Still, Mr. Kartai has found an outlet for his deep Catholic obsession with ritual, tied to something like the more robust spiritual and political philosophy of Buddhism, a multifaceted Eastern religion dating back thousands of years. He said he found it.
However, Kartai’s engagement with Buddhist practices, of which meditation is central, has been intermittent and dissatisfying, and has had a clear impact on his way of life as he struggles to find a guide who can guide him. He said no.
For many years, he fought against the tide of attraction. For example, Kartai found in the Dalai Lama a unique person who was not only smart and able to get things done, politically speaking, but also incorporated those qualities into an abiding spirituality.
Cartay was living in Atlanta at the time, but later moved to Chattanooga for a job in clinical psychology. But it was hard work, and after her child died shortly after birth, Kartai realized she needed to step back.
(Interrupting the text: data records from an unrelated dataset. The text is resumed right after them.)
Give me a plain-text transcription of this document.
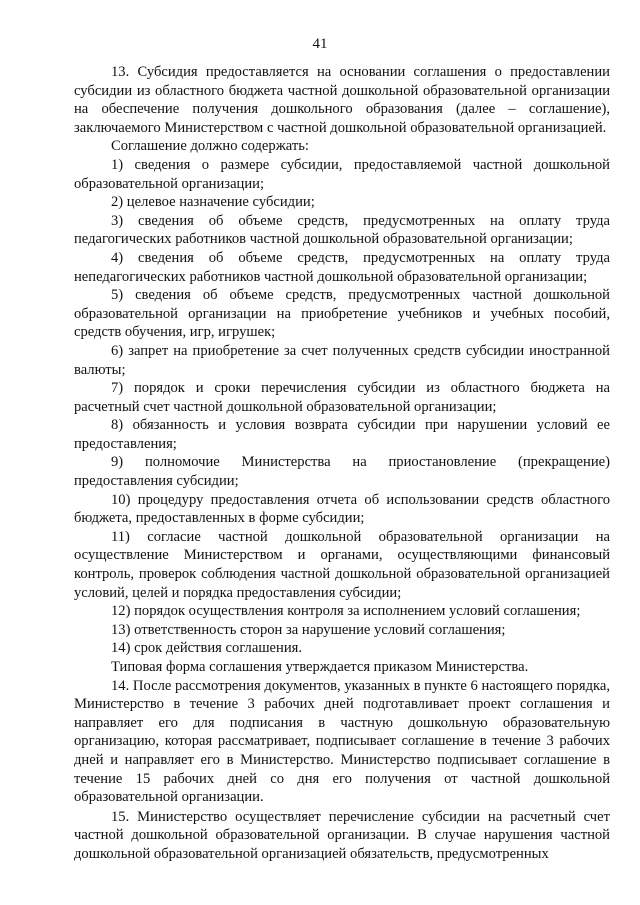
41

13. Субсидия предоставляется на основании соглашения о предоставлении субсидии из областного бюджета частной дошкольной образовательной организации на обеспечение получения дошкольного образования (далее – соглашение), заключаемого Министерством с частной дошкольной образовательной организацией.

Соглашение должно содержать:

1) сведения о размере субсидии, предоставляемой частной дошкольной образовательной организации;

2) целевое назначение субсидии;

3) сведения об объеме средств, предусмотренных на оплату труда педагогических работников частной дошкольной образовательной организации;

4) сведения об объеме средств, предусмотренных на оплату труда непедагогических работников частной дошкольной образовательной организации;

5) сведения об объеме средств, предусмотренных частной дошкольной образовательной организации на приобретение учебников и учебных пособий, средств обучения, игр, игрушек;

6) запрет на приобретение за счет полученных средств субсидии иностранной валюты;

7) порядок и сроки перечисления субсидии из областного бюджета на расчетный счет частной дошкольной образовательной организации;

8) обязанность и условия возврата субсидии при нарушении условий ее предоставления;

9) полномочие Министерства на приостановление (прекращение) предоставления субсидии;

10) процедуру предоставления отчета об использовании средств областного бюджета, предоставленных в форме субсидии;

11) согласие частной дошкольной образовательной организации на осуществление Министерством и органами, осуществляющими финансовый контроль, проверок соблюдения частной дошкольной образовательной организацией условий, целей и порядка предоставления субсидии;

12) порядок осуществления контроля за исполнением условий соглашения;

13) ответственность сторон за нарушение условий соглашения;

14) срок действия соглашения.

Типовая форма соглашения утверждается приказом Министерства.

14. После рассмотрения документов, указанных в пункте 6 настоящего порядка, Министерство в течение 3 рабочих дней подготавливает проект соглашения и направляет его для подписания в частную дошкольную образовательную организацию, которая рассматривает, подписывает соглашение в течение 3 рабочих дней и направляет его в Министерство. Министерство подписывает соглашение в течение 15 рабочих дней со дня его получения от частной дошкольной образовательной организации.

15. Министерство осуществляет перечисление субсидии на расчетный счет частной дошкольной образовательной организации. В случае нарушения частной дошкольной образовательной организацией обязательств, предусмотренных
“I’ve always said that experience was the worst thing that ever happened to me, but in some ways it made my life immeasurably better,” he said. . “Because of that experience, I no longer have to ask what is important.”
He knew that he was overworked and that other children only grew small once. He took a part-time job reviewing disability records for the insurance company Unum. It wasn’t something he had imagined for himself during his graduate school years, but he found himself enjoying the work and wondered how he could put it aside at the end of the day. I noticed that.
Eventually, as the children grow up, they become interested in applying Buddhism in the workplace, and they stop looking for teachers so much and just focus on practical ways to apply Buddhist ethics in all fields. He said it was a turning point in his life. Everyday Life – A complex and often paradoxical set of teachings that Kartai sums up when he says, “Live to be the best you can be for the most people.”
But as he got older, Kartai started thinking about his future, and since the pandemic began, he decided to approach meditation like a beginner. He went online and found Toronto’s Paramita Center, headed by Lama Lobsang Samten. According to his online biography, he settled in Canada with a vision of sharing the teachings of Buddha with all people.
(Read more: JJ McCarthy’s meditation habit helps clear mind to lead No. 3 Michigan vs. No. 2 Ohio State)
In an online video class, Kartai discovered the concept of meditation, which felt refreshing.
For many people, meditation seems to be simply a way to relax, a practice of observing but not following your thoughts, he said.
“It has all of these elements,” Kartai said, recalling what he learned. “But the important thing is to learn to sharpen your mind so that you can really explore the way things are, the way I am, the way you are, the way the world is.”
For Lama Lobsang Samten, Kartai had the feeling that “this is the real deal” that he had felt for the Dalai Lama decades earlier, and eventually received permission to start an offshoot of the Paramita Center here in Tennessee. asked monks — the first in the U.S.
Like the leaders of other meditation centers in the city, Kartai emphasizes that you don’t have to be a Buddhist to meditate.
“This method of meditation can be practiced without believing in anything,” he said. “But we can’t not talk about it and teach about it, because it’s part of the tradition. For me, for us, it’s part of the tradition.”